A coalition of climbing and conservation groups have announced they have preserved an important parcel of land near a popular climbing area in New Hampshire’s Mount Washington Valley.
Access Fund, Upper Saco Valley Land Trust, and Friends of the Ledges recently announced the successful completion of the “Secure the Ledges” campaign, an effort to permanently protect a key parcel of land between Cathedral Ledge and Whitehorse Ledge in Mount Washington Valley.
This effort secures access to the Bryce Path, the common climber descent from Whitehorse Ledge, and protects the views from both of these climbing destinations.
“The Mt. Washington Valley has a long tradition of climbing and outdoor recreation, and the local economy depends on getting people outside and enjoying nature, making conservation projects like this critically important to the health of the community,” says Mike Morin, Access Fund Northeast Regional Director. “People travel from all over the world to visit these special places, making this partnership effort not only good for the health of the valley’s natural environment, but for our local outdoor economy as well.”
In September 2018, longtime landowner Jim Ansara donated the property to Upper Saco Valley Land Trust. Access Fund worked with the land trust to secure a permanent conservation and recreation easement on the property, and Friends of the Ledges will act as volunteer stewards.
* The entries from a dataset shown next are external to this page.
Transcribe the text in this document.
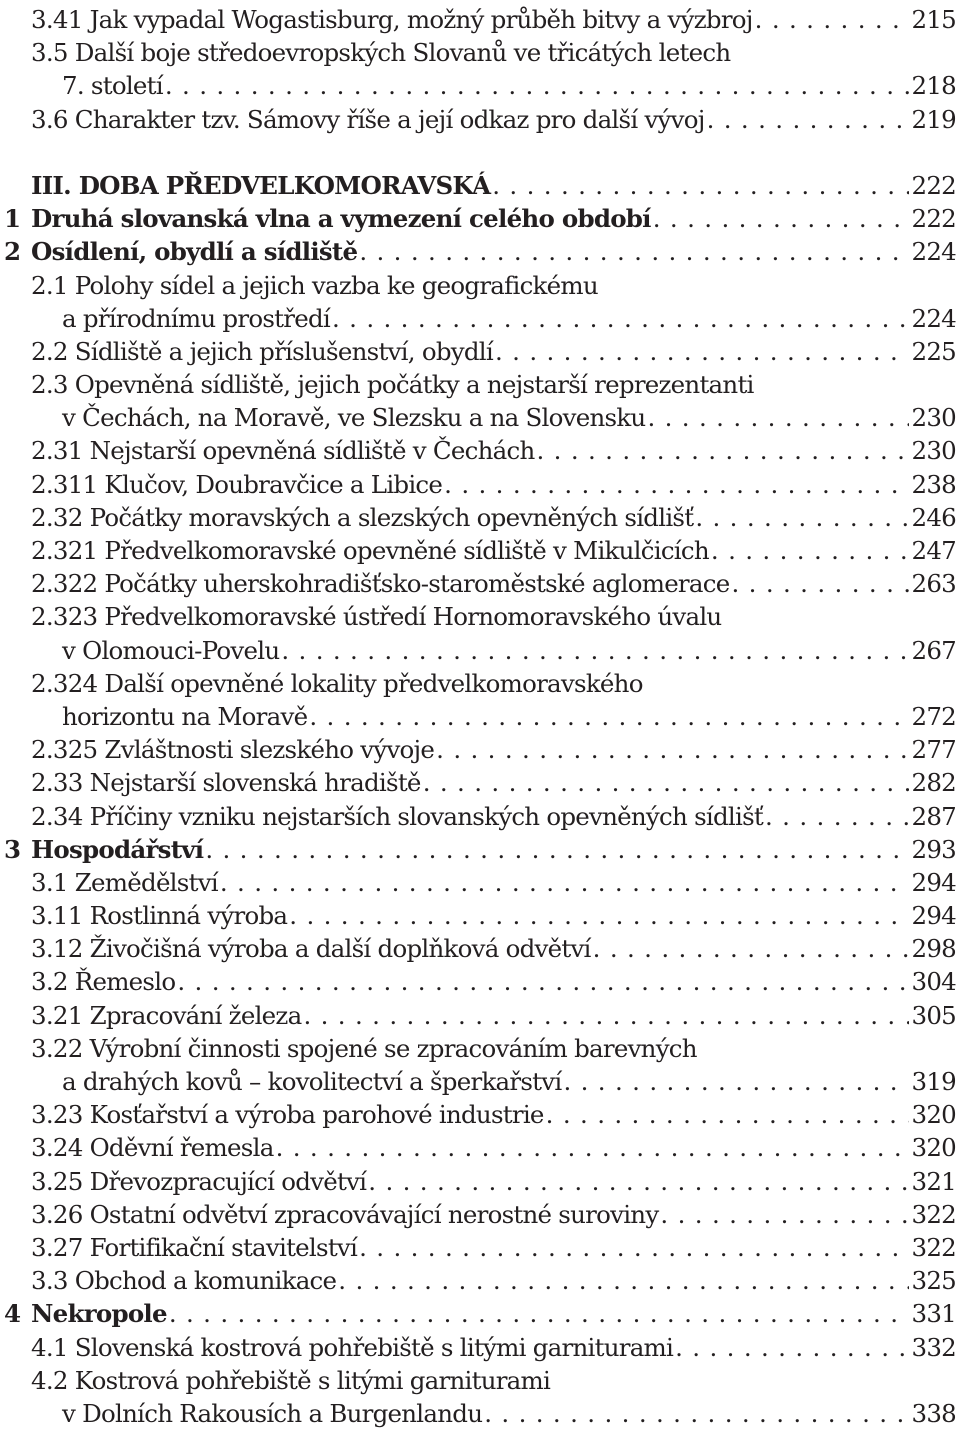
3.41 Jak vypadal Wogastisburg, možný průběh bitvy a výzbroj . . .	215
3.5 Další boje středoevropských Slovanů ve třicátých letech
7. století . . .	218
3.6 Charakter tzv. Sámovy říše a její odkaz pro další vývoj . . .	219
III. DOBA PŘEDVELKOMORAVSKÁ . . .	222
1 Druhá slovanská vlna a vymezení celého období . . .	222
2 Osídlení, obydlí a sídliště . . .	224
2.1 Polohy sídel a jejich vazba ke geografickému
a přírodnímu prostředí . . .	224
2.2 Sídliště a jejich příslušenství, obydlí . . .	225
2.3 Opevněná sídliště, jejich počátky a nejstarší reprezentanti
v Čechách, na Moravě, ve Slezsku a na Slovensku . . .	230
2.31 Nejstarší opevněná sídliště v Čechách . . .	230
2.311 Klučov, Doubravčice a Libice . . .	238
2.32 Počátky moravských a slezských opevněných sídlišť . . .	246
2.321 Předvelkomoravské opevněné sídliště v Mikulčicích . . .	247
2.322 Počátky uherskohradišťsko-staroměstské aglomerace . . .	263
2.323 Předvelkomoravské ústředí Hornomoravského úvalu
v Olomouci-Povelu . . .	267
2.324 Další opevněné lokality předvelkomoravského
horizontu na Moravě . . .	272
2.325 Zvláštnosti slezského vývoje . . .	277
2.33 Nejstarší slovenská hradiště . . .	282
2.34 Příčiny vzniku nejstarších slovanských opevněných sídlišť . . .	287
3 Hospodářství . . .	293
3.1 Zemědělství . . .	294
3.11 Rostlinná výroba . . .	294
3.12 Živočišná výroba a další doplňková odvětví . . .	298
3.2 Řemeslo . . .	304
3.21 Zpracování železa . . .	305
3.22 Výrobní činnosti spojené se zpracováním barevných
a drahých kovů – kovolitectví a šperkařství . . .	319
3.23 Kosťařství a výroba parohové industrie . . .	320
3.24 Oděvní řemesla . . .	320
3.25 Dřevozpracující odvětví . . .	321
3.26 Ostatní odvětví zpracovávající nerostné suroviny . . .	322
3.27 Fortifikační stavitelství . . .	322
3.3 Obchod a komunikace . . .	325
4 Nekropole . . .	331
4.1 Slovenská kostrová pohřebiště s litými garniturami . . .	332
4.2 Kostrová pohřebiště s litými garniturami
v Dolních Rakousích a Burgenlandu . . .	338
This three-way partnership aims to ensure long-term access and a commitment to the highest level of stewardship.
Last fall, the three organizations set out to raise $48,000 to finalize the project and establish a long-term stewardship and legal defense fund to create sustainable access to the area.
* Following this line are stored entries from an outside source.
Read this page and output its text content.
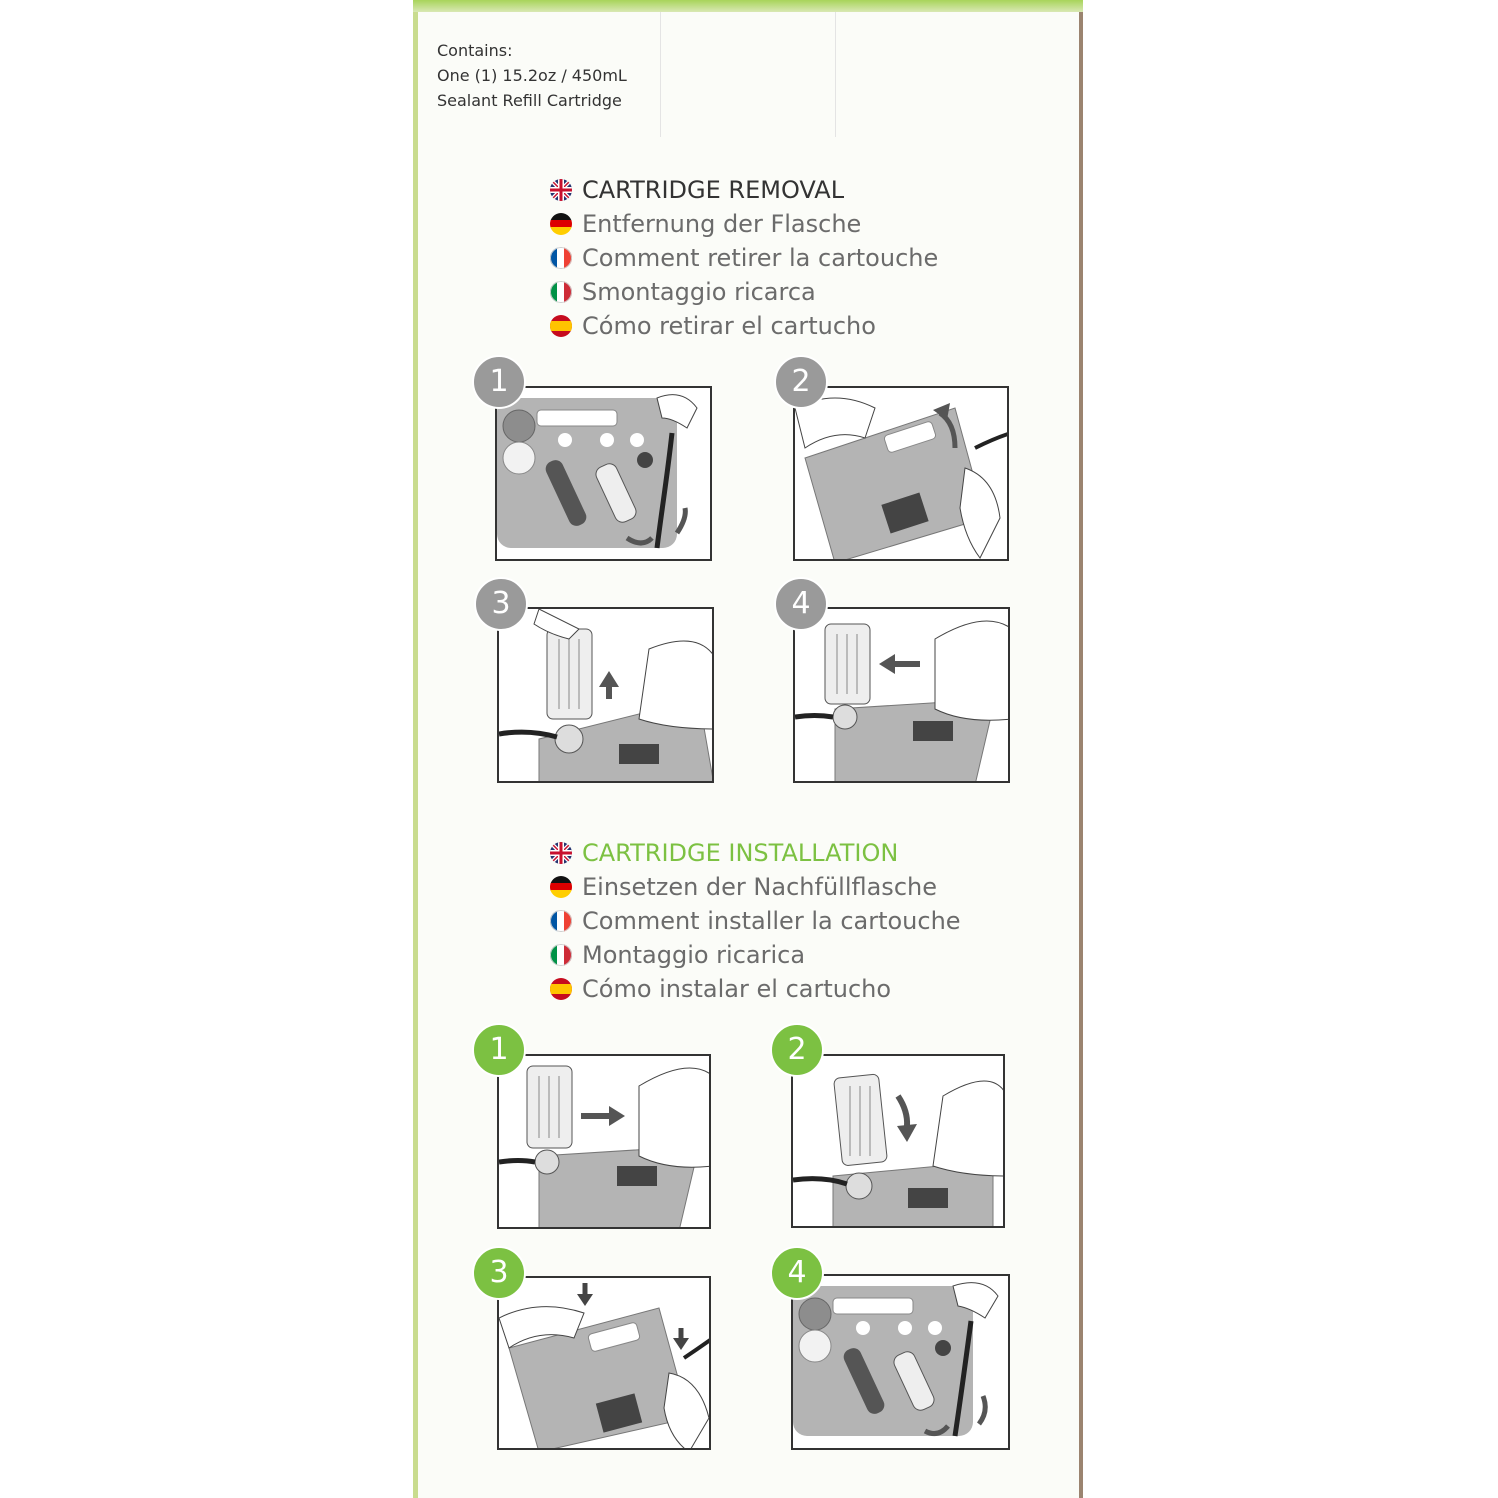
Contains:
One (1) 15.2oz / 450mL
Sealant Refill Cartridge
CARTRIDGE REMOVAL
Entfernung der Flasche
Comment retirer la cartouche
Smontaggio ricarca
Cómo retirar el cartucho
1	2
3	4
CARTRIDGE INSTALLATION
Einsetzen der Nachfüllflasche
Comment installer la cartouche
Montaggio ricarica
Cómo instalar el cartucho
1	2
3	4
The groups say Blue Ridge Charitable Trust, John R. & Margrite Davis Foundation, Jim Ansara, an anonymous family foundation, and hundreds of individual donors from the local community and across the country came together swiftly to raise these funds and ensure long term sustainable access to the property.
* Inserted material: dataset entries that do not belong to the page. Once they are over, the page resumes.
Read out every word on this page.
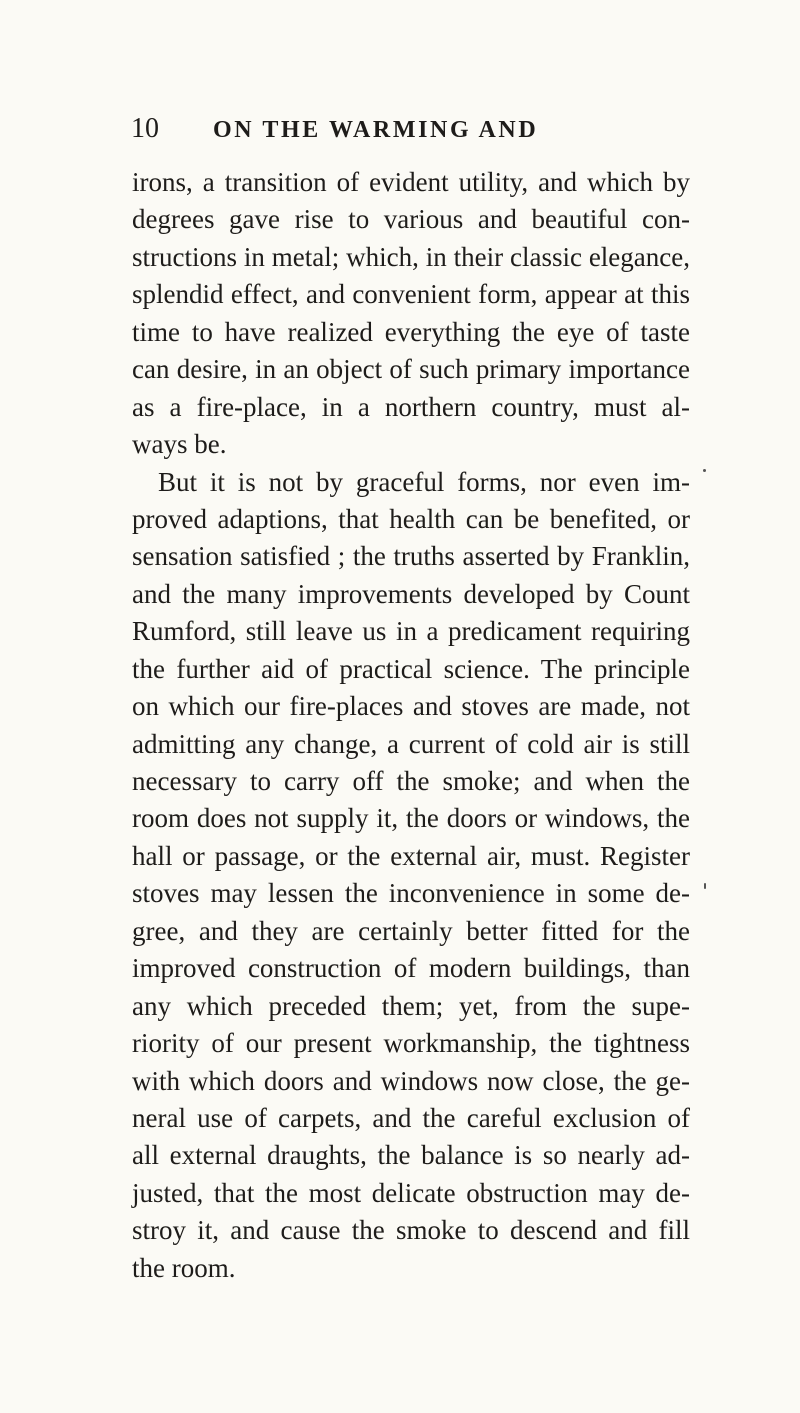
10 ON THE WARMING AND
irons, a transition of evident utility, and which by
degrees gave rise to various and beautiful con-
structions in metal; which, in their classic elegance,
splendid effect, and convenient form, appear at this
time to have realized everything the eye of taste
can desire, in an object of such primary importance
as a fire-place, in a northern country, must al-
ways be.
But it is not by graceful forms, nor even im-
proved adaptions, that health can be benefited, or
sensation satisfied ; the truths asserted by Franklin,
and the many improvements developed by Count
Rumford, still leave us in a predicament requiring
the further aid of practical science. The principle
on which our fire-places and stoves are made, not
admitting any change, a current of cold air is still
necessary to carry off the smoke; and when the
room does not supply it, the doors or windows, the
hall or passage, or the external air, must. Register
stoves may lessen the inconvenience in some de-
gree, and they are certainly better fitted for the
improved construction of modern buildings, than
any which preceded them; yet, from the supe-
riority of our present workmanship, the tightness
with which doors and windows now close, the ge-
neral use of carpets, and the careful exclusion of
all external draughts, the balance is so nearly ad-
justed, that the most delicate obstruction may de-
stroy it, and cause the smoke to descend and fill
the room.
“The successful completion of this project will ensure that visitors to Cathedral Ledge and Whitehorse Ledge will have access to the Bryce Path and Bryce Link trail in perpetuity,” says William Abbott, Upper Saco Valley Land Trust Executive Director. “Thanks to local partnerships this critical piece of the forested landscape between two iconic climbing areas will be conserved and managed to ensure a healthy natural environment and access for future generations.”